Think of it in this way: Whenever we make a decision concerning Ho, there are 4 possible scenarios:
1)Ho is true and we reject
2)Ho is true and we fail to reject
3)Ho is false and we reject
4)Ho is false and we fail to reject
From these scenarios, 1) is referred to as a Type I error. The probability of a Type I error translates to the probability of being in the rejection region, which is the area under the curve for our given region (one tail: < or >, two tail: not equal). This is affectionately known as "alpha."
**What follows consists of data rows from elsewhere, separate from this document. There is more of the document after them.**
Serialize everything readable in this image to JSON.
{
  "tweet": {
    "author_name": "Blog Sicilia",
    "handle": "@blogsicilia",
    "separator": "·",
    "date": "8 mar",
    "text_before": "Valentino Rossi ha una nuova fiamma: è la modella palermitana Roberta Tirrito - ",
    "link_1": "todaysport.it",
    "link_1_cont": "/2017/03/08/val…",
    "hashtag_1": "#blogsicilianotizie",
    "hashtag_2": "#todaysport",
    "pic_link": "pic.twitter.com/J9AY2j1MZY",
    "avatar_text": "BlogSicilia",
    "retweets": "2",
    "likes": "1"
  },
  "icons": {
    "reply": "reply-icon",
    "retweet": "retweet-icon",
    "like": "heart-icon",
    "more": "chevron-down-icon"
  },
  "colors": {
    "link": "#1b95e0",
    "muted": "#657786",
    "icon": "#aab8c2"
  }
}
4) from above describes "beta." If the true mean is really different from Ho, and we fail to reject, then we have committed a Type II error. In terms of the normal curve, this is represented as the area under a new curve (new mean) that falls into the fail to reject region of the old curve (claimed mean from Ho).
The rest of the area under this new curve (the probability that we reject when Ho is really false) is known as the power (Scenario 3 from above) of the test, calcualted as "1-beta."
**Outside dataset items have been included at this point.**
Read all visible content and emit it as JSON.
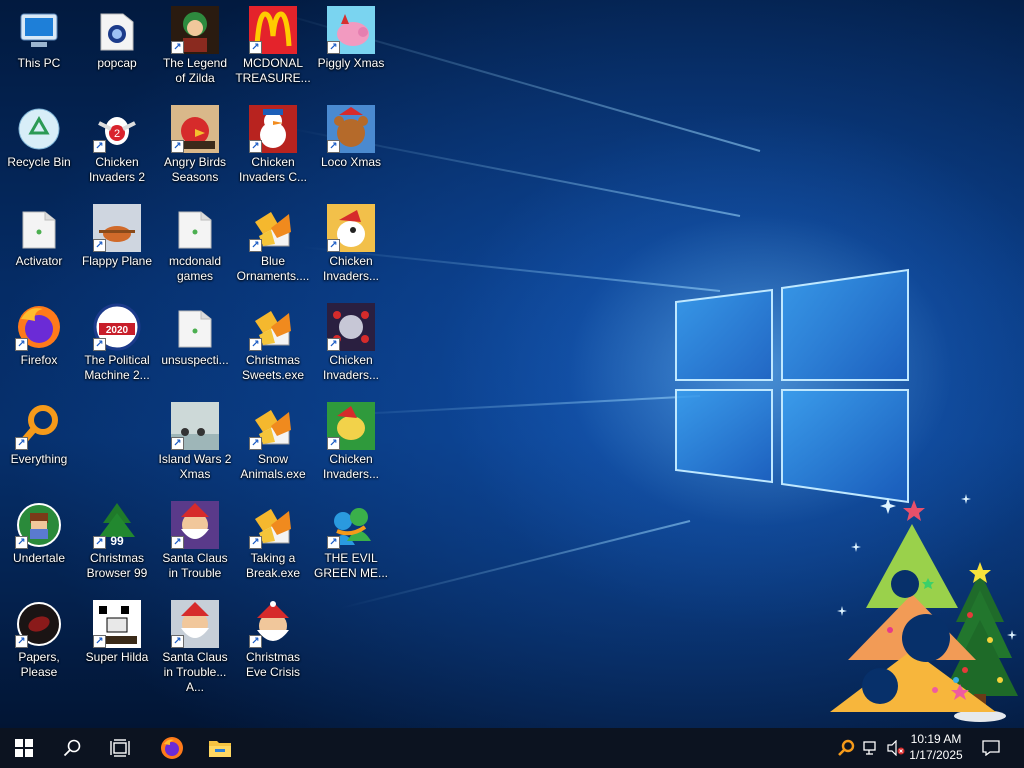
{
  "desktop": {
    "icons": [
      {
        "label": "This PC",
        "kind": "pc",
        "shortcut": false
      },
      {
        "label": "popcap",
        "kind": "folder-pop",
        "shortcut": false
      },
      {
        "label": "The Legend of Zilda",
        "kind": "zilda",
        "shortcut": true
      },
      {
        "label": "MCDONAL TREASURE...",
        "kind": "mcd",
        "shortcut": true
      },
      {
        "label": "Piggly Xmas",
        "kind": "pig",
        "shortcut": true
      },
      {
        "label": "Recycle Bin",
        "kind": "recycle",
        "shortcut": false
      },
      {
        "label": "Chicken Invaders 2",
        "kind": "chicken2",
        "shortcut": true
      },
      {
        "label": "Angry Birds Seasons",
        "kind": "angry",
        "shortcut": true
      },
      {
        "label": "Chicken Invaders C...",
        "kind": "snowman",
        "shortcut": true
      },
      {
        "label": "Loco Xmas",
        "kind": "bear",
        "shortcut": true
      },
      {
        "label": "Activator",
        "kind": "folder",
        "shortcut": false
      },
      {
        "label": "Flappy Plane",
        "kind": "flappy",
        "shortcut": true
      },
      {
        "label": "mcdonald games",
        "kind": "folder",
        "shortcut": false
      },
      {
        "label": "Blue Ornaments....",
        "kind": "setup",
        "shortcut": true
      },
      {
        "label": "Chicken Invaders...",
        "kind": "chicken-santa",
        "shortcut": true
      },
      {
        "label": "Firefox",
        "kind": "firefox",
        "shortcut": true
      },
      {
        "label": "The Political Machine 2...",
        "kind": "political",
        "shortcut": true
      },
      {
        "label": "unsuspecti...",
        "kind": "folder",
        "shortcut": false
      },
      {
        "label": "Christmas Sweets.exe",
        "kind": "setup",
        "shortcut": true
      },
      {
        "label": "Chicken Invaders...",
        "kind": "chicken-space",
        "shortcut": true
      },
      {
        "label": "Everything",
        "kind": "everything",
        "shortcut": true
      },
      {
        "label": "Island Wars 2 Xmas",
        "kind": "island",
        "shortcut": true
      },
      {
        "label": "Snow Animals.exe",
        "kind": "setup",
        "shortcut": true
      },
      {
        "label": "Chicken Invaders...",
        "kind": "chicken-green",
        "shortcut": true
      },
      {
        "label": "Undertale",
        "kind": "undertale",
        "shortcut": true
      },
      {
        "label": "Christmas Browser 99",
        "kind": "tree99",
        "shortcut": true
      },
      {
        "label": "Santa Claus in Trouble",
        "kind": "santa1",
        "shortcut": true
      },
      {
        "label": "Taking a Break.exe",
        "kind": "setup",
        "shortcut": true
      },
      {
        "label": "THE EVIL GREEN ME...",
        "kind": "msn",
        "shortcut": true
      },
      {
        "label": "Papers, Please",
        "kind": "papers",
        "shortcut": true
      },
      {
        "label": "Super Hilda",
        "kind": "hilda",
        "shortcut": true
      },
      {
        "label": "Santa Claus in Trouble... A...",
        "kind": "santa2",
        "shortcut": true
      },
      {
        "label": "Christmas Eve Crisis",
        "kind": "santa3",
        "shortcut": true
      }
    ]
  },
  "taskbar": {
    "start_icon": "windows-start-icon",
    "pinned": [
      "search-icon",
      "task-view-icon",
      "firefox-icon",
      "file-explorer-icon"
    ],
    "tray_icons": [
      "everything-search-icon",
      "network-icon",
      "volume-muted-icon"
    ],
    "time": "10:19 AM",
    "date": "1/17/2025",
    "notification_icon": "action-center-icon"
  },
  "colors": {
    "taskbar_bg": "#0c1320",
    "desktop_bg": "#052c66",
    "logo_blue": "#4db8ff"
  }
}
In terms of problem solving, you must first separate your reject region from your fail to reject region based on the claimed mean. Once you have identified these regions, then you must draw a new curve according to your new mean. Shade the area under the new curve that falls within the fail to reject region of the original curve. Use your calculator or z-scores to calculate this probability. Again, this is beta. If you subtract this value from 1, then you will have calculated power.